The donut chart illustrating average employment distribution across sectors reveals a dominant service sector, accounting for 65.4% of employment. The industry sector holds a significant share at 24.1%, while agriculture represents a smaller portion at 10.6%. This suggests a global economy largely driven by service-oriented activities, with industrial production playing a substantial role, and agriculture occupying a less prominent position. 

# TreeMap

In [None]:
# Treemap for Surface Area by Region
fig_treemap = px.treemap(df, path=['Region', 'country'], values='Surface area (km2)', title='Surface Area by Region and Country')
fig_treemap.show()

![image.png](attachment:image.png)

## Observation

The treemap visualizing surface area by region and country clearly demonstrates the vastness of certain regions and nations. Russia stands out as the country with the largest surface area, followed by Canada, the United States, and China.

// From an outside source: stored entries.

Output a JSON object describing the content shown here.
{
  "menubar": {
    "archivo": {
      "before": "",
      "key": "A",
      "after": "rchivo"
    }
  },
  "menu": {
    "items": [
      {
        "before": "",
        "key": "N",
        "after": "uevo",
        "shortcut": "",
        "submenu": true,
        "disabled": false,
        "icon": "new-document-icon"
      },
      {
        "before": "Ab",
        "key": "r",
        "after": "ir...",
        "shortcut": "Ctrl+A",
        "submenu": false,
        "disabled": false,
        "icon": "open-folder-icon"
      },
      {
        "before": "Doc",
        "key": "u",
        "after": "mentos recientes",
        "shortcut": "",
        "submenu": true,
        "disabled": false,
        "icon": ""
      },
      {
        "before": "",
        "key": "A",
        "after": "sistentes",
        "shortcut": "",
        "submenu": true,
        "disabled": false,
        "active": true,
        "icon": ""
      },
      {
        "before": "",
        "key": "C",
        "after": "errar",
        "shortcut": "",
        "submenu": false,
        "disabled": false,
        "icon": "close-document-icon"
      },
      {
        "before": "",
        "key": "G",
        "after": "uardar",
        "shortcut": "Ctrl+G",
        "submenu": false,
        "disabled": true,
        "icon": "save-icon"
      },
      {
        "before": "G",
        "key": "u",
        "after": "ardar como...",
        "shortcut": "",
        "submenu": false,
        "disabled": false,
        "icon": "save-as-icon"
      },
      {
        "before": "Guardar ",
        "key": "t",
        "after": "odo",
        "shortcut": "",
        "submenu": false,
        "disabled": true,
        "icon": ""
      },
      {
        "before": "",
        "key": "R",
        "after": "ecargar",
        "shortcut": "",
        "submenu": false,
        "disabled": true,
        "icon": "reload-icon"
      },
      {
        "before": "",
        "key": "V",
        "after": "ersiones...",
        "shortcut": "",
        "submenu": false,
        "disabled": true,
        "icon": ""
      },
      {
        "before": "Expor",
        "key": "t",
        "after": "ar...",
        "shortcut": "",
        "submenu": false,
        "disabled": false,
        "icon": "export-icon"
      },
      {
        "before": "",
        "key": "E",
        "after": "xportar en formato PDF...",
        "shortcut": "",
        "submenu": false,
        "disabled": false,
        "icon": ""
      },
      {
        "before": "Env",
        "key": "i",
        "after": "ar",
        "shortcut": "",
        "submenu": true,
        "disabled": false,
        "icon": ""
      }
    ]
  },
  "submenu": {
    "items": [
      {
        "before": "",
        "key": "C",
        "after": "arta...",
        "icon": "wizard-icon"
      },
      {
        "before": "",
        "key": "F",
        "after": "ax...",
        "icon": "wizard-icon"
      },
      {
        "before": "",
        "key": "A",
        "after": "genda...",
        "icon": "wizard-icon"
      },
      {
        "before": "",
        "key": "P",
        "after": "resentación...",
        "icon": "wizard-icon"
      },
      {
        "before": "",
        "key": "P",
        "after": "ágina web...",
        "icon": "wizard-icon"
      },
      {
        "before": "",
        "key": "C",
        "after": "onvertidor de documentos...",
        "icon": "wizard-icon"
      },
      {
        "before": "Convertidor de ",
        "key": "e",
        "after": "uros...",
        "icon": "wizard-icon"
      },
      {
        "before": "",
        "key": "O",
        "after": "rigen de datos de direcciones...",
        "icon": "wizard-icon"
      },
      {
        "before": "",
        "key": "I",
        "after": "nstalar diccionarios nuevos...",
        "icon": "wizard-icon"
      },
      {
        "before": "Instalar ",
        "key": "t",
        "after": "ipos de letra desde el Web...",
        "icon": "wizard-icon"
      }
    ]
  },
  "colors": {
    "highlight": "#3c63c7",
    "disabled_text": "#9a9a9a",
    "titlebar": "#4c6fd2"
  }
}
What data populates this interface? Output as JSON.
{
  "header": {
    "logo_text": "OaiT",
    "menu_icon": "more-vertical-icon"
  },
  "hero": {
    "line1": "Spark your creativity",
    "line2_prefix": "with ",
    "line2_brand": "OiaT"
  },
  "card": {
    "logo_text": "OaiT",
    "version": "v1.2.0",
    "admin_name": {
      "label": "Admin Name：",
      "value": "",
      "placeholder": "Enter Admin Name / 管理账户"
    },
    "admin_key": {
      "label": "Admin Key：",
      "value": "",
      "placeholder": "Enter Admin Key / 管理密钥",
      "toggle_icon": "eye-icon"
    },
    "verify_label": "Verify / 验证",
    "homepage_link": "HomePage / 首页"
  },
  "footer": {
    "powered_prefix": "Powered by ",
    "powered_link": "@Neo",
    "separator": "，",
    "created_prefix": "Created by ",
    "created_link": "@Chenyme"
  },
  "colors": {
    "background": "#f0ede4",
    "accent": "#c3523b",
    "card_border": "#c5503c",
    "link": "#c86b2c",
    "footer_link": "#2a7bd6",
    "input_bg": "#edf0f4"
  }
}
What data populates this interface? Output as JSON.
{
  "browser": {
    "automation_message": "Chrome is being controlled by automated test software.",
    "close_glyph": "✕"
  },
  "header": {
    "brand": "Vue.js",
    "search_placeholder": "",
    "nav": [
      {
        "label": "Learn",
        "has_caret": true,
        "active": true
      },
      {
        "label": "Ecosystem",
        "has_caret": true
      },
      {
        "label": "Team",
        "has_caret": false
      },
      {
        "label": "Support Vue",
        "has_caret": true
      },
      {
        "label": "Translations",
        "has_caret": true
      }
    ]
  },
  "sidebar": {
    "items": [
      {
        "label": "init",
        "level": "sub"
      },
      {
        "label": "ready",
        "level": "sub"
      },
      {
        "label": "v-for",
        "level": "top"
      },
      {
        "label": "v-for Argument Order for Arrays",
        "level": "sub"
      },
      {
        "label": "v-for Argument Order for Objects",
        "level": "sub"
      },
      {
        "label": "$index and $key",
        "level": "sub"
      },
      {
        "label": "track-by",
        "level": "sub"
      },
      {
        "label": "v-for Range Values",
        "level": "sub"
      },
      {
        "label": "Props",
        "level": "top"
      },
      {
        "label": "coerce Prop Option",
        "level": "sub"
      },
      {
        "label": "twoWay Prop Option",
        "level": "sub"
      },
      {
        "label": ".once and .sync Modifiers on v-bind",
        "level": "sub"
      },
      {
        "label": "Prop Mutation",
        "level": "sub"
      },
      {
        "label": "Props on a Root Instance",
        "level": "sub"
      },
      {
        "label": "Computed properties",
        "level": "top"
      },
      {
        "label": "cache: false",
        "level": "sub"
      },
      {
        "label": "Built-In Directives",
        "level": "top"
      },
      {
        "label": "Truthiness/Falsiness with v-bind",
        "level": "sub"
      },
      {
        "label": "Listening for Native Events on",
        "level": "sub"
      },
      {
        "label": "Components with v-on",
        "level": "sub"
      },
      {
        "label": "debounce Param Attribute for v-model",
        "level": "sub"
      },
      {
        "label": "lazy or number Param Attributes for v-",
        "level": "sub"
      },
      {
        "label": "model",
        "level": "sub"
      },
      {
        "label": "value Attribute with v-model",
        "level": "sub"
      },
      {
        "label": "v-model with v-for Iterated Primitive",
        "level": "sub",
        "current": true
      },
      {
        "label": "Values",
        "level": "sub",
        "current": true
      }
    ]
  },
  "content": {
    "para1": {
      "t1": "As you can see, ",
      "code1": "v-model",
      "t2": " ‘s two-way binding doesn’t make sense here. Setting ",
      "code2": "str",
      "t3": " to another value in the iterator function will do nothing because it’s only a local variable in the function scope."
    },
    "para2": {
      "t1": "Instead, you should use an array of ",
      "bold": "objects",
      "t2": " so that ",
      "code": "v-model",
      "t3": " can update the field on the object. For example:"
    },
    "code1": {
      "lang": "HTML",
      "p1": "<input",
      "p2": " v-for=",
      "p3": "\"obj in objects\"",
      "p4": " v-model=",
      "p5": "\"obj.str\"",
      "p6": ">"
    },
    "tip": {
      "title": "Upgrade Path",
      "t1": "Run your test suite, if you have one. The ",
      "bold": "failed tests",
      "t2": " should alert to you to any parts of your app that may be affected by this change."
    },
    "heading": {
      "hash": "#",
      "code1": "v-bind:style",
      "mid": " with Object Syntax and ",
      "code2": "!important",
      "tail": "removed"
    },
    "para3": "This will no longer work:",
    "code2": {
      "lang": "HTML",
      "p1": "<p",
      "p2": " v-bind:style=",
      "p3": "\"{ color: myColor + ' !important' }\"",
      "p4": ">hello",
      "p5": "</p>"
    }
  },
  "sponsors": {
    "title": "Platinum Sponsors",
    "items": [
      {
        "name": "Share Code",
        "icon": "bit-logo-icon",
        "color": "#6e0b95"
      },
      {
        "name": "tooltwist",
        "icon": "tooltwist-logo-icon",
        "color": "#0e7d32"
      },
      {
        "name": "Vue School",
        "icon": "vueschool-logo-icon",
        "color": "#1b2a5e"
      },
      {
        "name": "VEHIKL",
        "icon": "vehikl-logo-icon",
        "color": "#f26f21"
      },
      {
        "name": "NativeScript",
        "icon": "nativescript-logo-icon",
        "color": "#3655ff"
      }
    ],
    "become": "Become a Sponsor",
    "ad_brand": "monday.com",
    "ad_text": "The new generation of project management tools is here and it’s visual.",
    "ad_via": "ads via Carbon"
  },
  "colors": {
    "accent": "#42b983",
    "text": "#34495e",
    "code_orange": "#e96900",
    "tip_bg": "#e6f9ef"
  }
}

The relative sizes of the rectangles within each region illustrate the distribution of land area among countries, revealing the dominance of a few large countries in terms of geographical size. 

# Funnel Chart

In [None]:
stages = [
    'Total Population',
    'Urban Population',
    'Rural Population'
]
values = [
    df['Population in thousands (2017)'].sum(),  # Total Population
    df['Urban population (% of total population)_x'].mean() * df['Population in thousands (2017)'].sum() / 100,  # Urban Population
    df['Population in thousands (2017)'].sum() - (df['Urban population (% of total population)_x'].mean() * df['Population in thousands (2017)'].sum() / 100)  # Rural Population
]

# Create a funnel chart
fig_funnel_population = go.Figure(go.Funnel(
    y=stages,
    x=values,
    name='Population Funnel'
))

fig_funnel_population.update_layout(title='Funnel Chart: Population Growth',
                                     xaxis_title='Population',
                                     yaxis_title='Stage')
fig_funnel_population.show()

![image.png](attachment:image.png)

## Observation

The funnel chart depicting population growth provides a straightforward visual representation of the breakdown of global population into urban and rural segments. The widest section represents the total population, followed by a narrowing segment for urban population, and a smaller base for rural population. This visual emphasizes the significant and growing proportion of the global population residing in urban areas, highlighting the increasing trend of urbanization worldwide.